Ocean Park should diversify its selling points by imitating the Disneyland in terms of the selling points like cartoon characters and fantasy world while maintaining the prices below the Disneyland prices.
The cartoon characters in Disneyland have proven to be a major attraction to the tourists and local residents. Including the cartoon characters in their basket of amusement and entertainment will complement the other selling points of Hong Kong Ocean Park. This Strategy will ensure that the Ocean Park retains its customers who might have been attracted by the cartoon characters in the Disneyland Cartoon characters. It will also attract more tourists to the Ocean Park thus increasing the revenue to the company than the Disneyland. The reasoning behind this fact is that some customers want a combination of Cartoon characters and what ocean Park offers. Development of cartoon characters in Ocean Park Package will help customers save money which they would have incurred in visiting the two amusement parks. The Disney land prices are high compared to the Ocean park prices. The adult charges in Ocean Park are HK$185, and Child charges are HK$95 compared to Disneyland of adults HK$295 and children HK$210. The customers will view the ocean Park as to be offering them a subsidized package and would favor visiting Ocean Park. This will increase the attendance per year way beyond the expected 5.6 million by Disneyland.

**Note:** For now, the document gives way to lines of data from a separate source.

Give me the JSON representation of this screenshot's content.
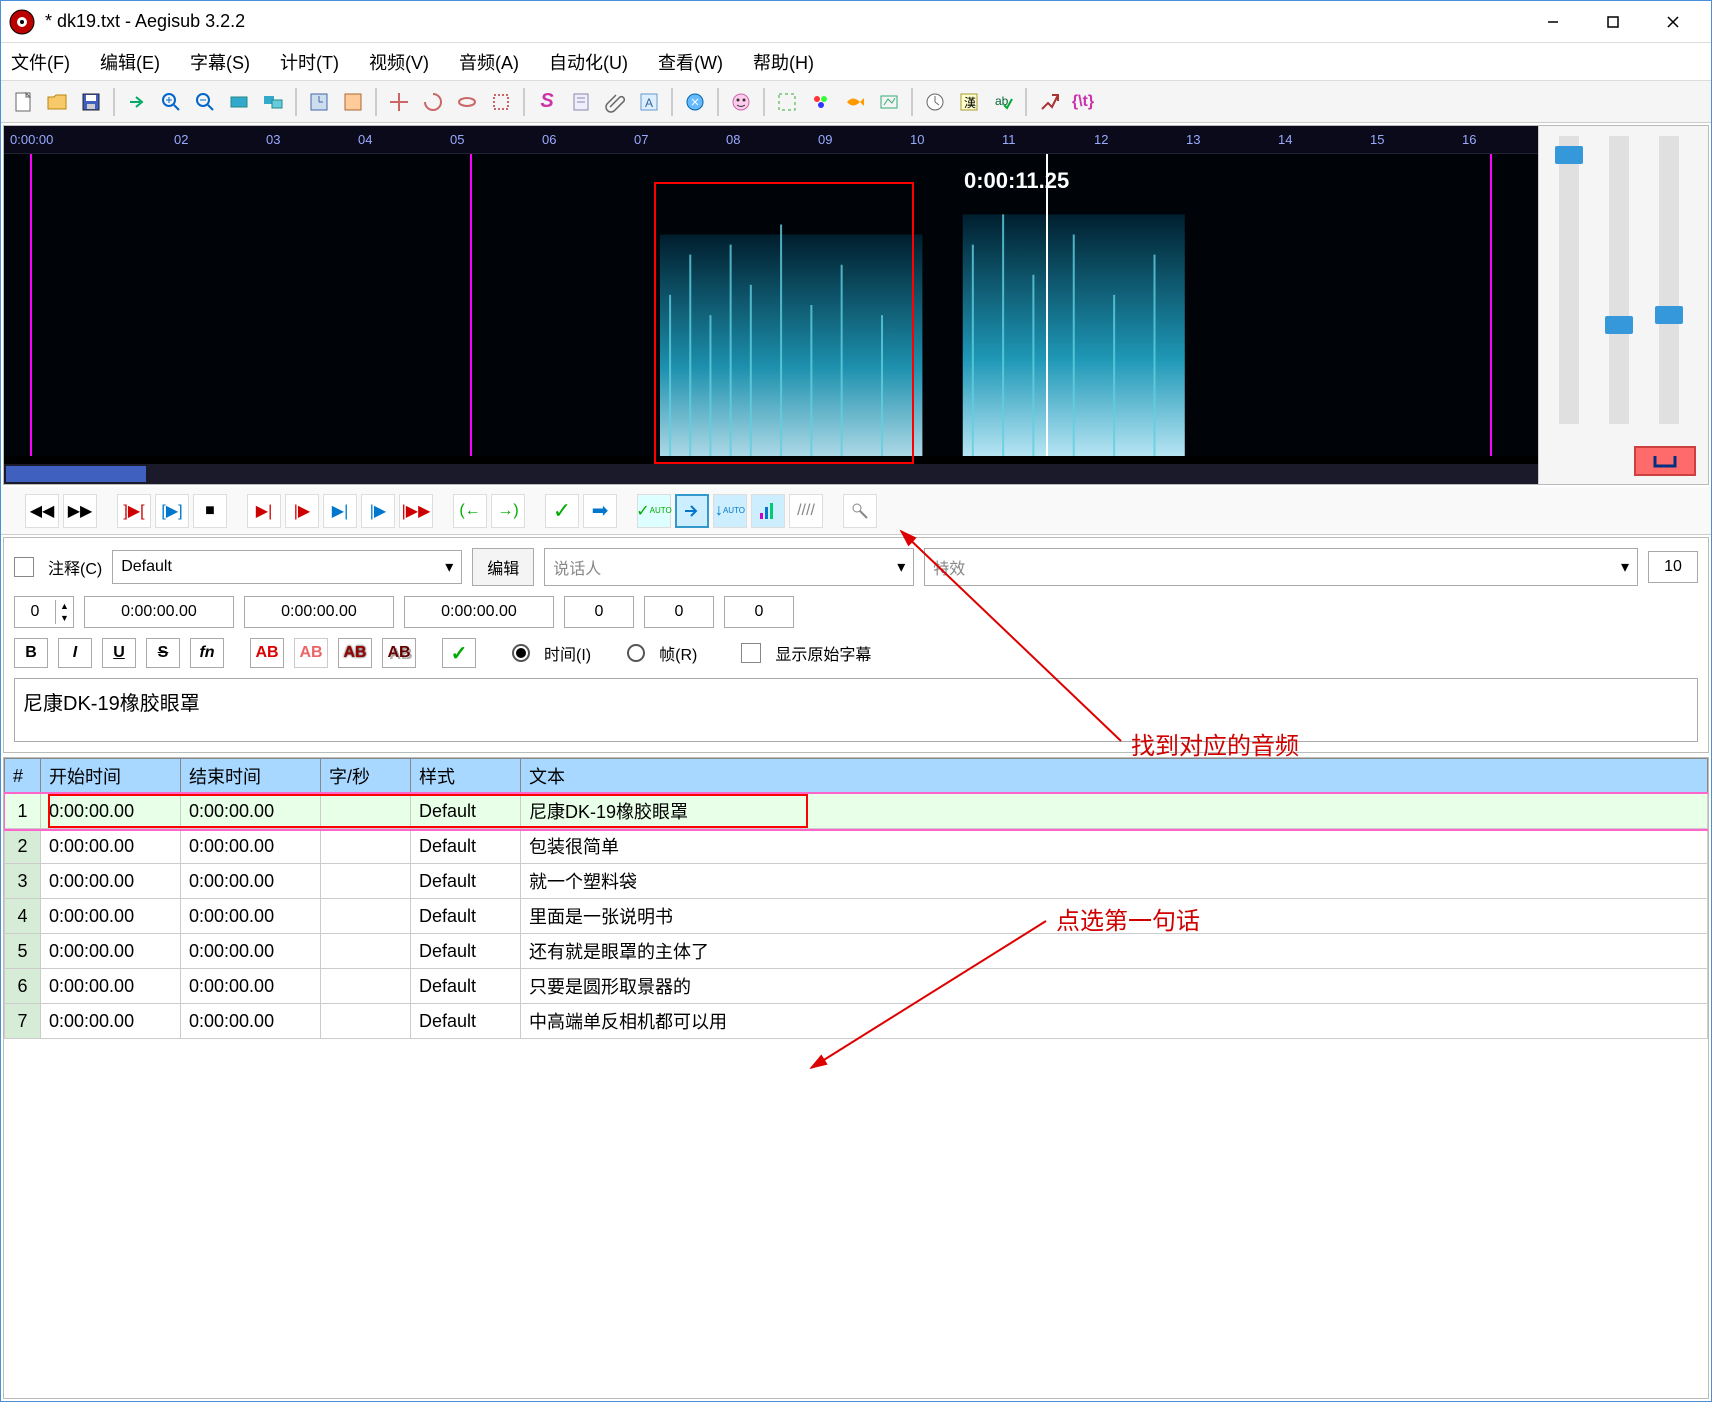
{
  "window": {
    "title": "* dk19.txt - Aegisub 3.2.2"
  },
  "menu": {
    "file": "文件(F)",
    "edit": "编辑(E)",
    "subs": "字幕(S)",
    "timing": "计时(T)",
    "video": "视频(V)",
    "audio": "音频(A)",
    "automation": "自动化(U)",
    "view": "查看(W)",
    "help": "帮助(H)"
  },
  "audio": {
    "ruler_start": "0:00:00",
    "ticks": [
      "02",
      "03",
      "04",
      "05",
      "06",
      "07",
      "08",
      "09",
      "10",
      "11",
      "12",
      "13",
      "14",
      "15",
      "16"
    ],
    "cursor_time": "0:00:11.25"
  },
  "edit": {
    "comment_label": "注释(C)",
    "style_selected": "Default",
    "edit_button": "编辑",
    "actor_placeholder": "说话人",
    "effect_placeholder": "特效",
    "margin_r": "10",
    "layer": "0",
    "start_time": "0:00:00.00",
    "end_time": "0:00:00.00",
    "duration": "0:00:00.00",
    "ml": "0",
    "mr": "0",
    "mv": "0",
    "time_label": "时间(I)",
    "frame_label": "帧(R)",
    "show_original_label": "显示原始字幕",
    "text": "尼康DK-19橡胶眼罩"
  },
  "grid": {
    "headers": {
      "num": "#",
      "start": "开始时间",
      "end": "结束时间",
      "cps": "字/秒",
      "style": "样式",
      "text": "文本"
    },
    "rows": [
      {
        "n": 1,
        "start": "0:00:00.00",
        "end": "0:00:00.00",
        "cps": "",
        "style": "Default",
        "text": "尼康DK-19橡胶眼罩",
        "selected": true
      },
      {
        "n": 2,
        "start": "0:00:00.00",
        "end": "0:00:00.00",
        "cps": "",
        "style": "Default",
        "text": "包装很简单"
      },
      {
        "n": 3,
        "start": "0:00:00.00",
        "end": "0:00:00.00",
        "cps": "",
        "style": "Default",
        "text": "就一个塑料袋"
      },
      {
        "n": 4,
        "start": "0:00:00.00",
        "end": "0:00:00.00",
        "cps": "",
        "style": "Default",
        "text": "里面是一张说明书"
      },
      {
        "n": 5,
        "start": "0:00:00.00",
        "end": "0:00:00.00",
        "cps": "",
        "style": "Default",
        "text": "还有就是眼罩的主体了"
      },
      {
        "n": 6,
        "start": "0:00:00.00",
        "end": "0:00:00.00",
        "cps": "",
        "style": "Default",
        "text": "只要是圆形取景器的"
      },
      {
        "n": 7,
        "start": "0:00:00.00",
        "end": "0:00:00.00",
        "cps": "",
        "style": "Default",
        "text": "中高端单反相机都可以用"
      }
    ]
  },
  "annotations": {
    "a1": "找到对应的音频",
    "a2": "点选第一句话"
  }
}
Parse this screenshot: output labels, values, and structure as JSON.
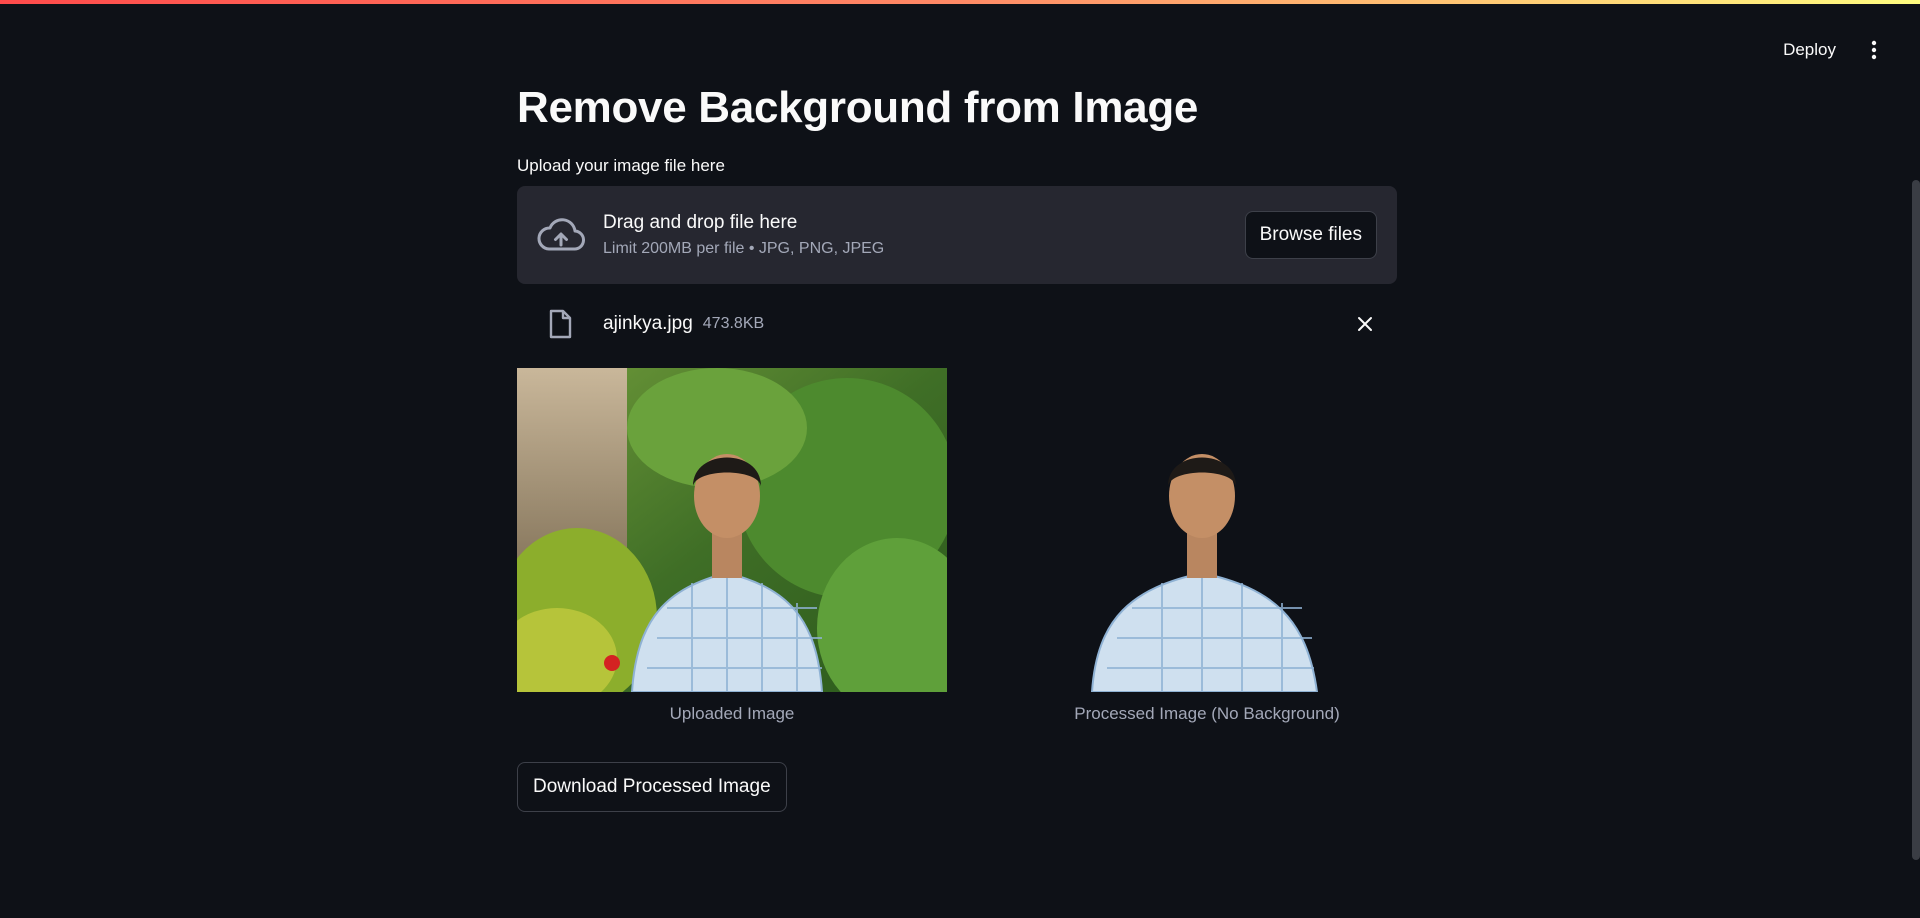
{
  "header": {
    "deploy_label": "Deploy",
    "menu_icon": "vertical-ellipsis-icon"
  },
  "main": {
    "title": "Remove Background from Image",
    "upload_label": "Upload your image file here",
    "dropzone": {
      "icon": "cloud-upload-icon",
      "main_text": "Drag and drop file here",
      "sub_text": "Limit 200MB per file • JPG, PNG, JPEG",
      "browse_label": "Browse files"
    },
    "file": {
      "icon": "file-icon",
      "name": "ajinkya.jpg",
      "size": "473.8KB",
      "remove_icon": "close-icon"
    },
    "images": {
      "uploaded_caption": "Uploaded Image",
      "processed_caption": "Processed Image (No Background)"
    },
    "download_label": "Download Processed Image"
  },
  "colors": {
    "background": "#0e1117",
    "surface": "#262730",
    "text": "#fafafa",
    "muted": "#a3a8b8",
    "accent_start": "#ff4b4b",
    "accent_end": "#fffd80"
  }
}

Initially, the Ocean Park management needs to hire a competent design team that will develop and design fantasy world and cartoon characters that are famous in the Chinese myths. This will distinguish the cartoons Characters in the Disneyland and create a new range of cartoons character that will offer new market attraction. The management will then come up with a new price that will cover the cost of the new invention but should be below that charged by the Disneyland. After the successful introduction of the new invention, the Company can then think of new selling points.
Ocean Park should plan to re-engineer its human resource management policies to meet its need and give it a competitive approach
Currently, Ocean Park has the largest number of employees of 37,100 compared to that of Disneyland of 18,000. This large number might be composed of many idle and ghost employees which might be consuming the company’s resources. Many employees are paid low wages and work in poor conditions like working outside under the hot Hong Kong sun.
The management needs to carry out surveys to determine the Human resource management policies being implemented by the competitor Disneyland. Then they come up with new policies to counter those that would attract their competent and skilled employees to the competitor. The management has to restructure its staff by introducing succession plan strategy of employment to promote loyalty of employees. This is to be achieved by increasing employees’ compensation and creation of better working environment like promotion opportunities compared to the Disneyland.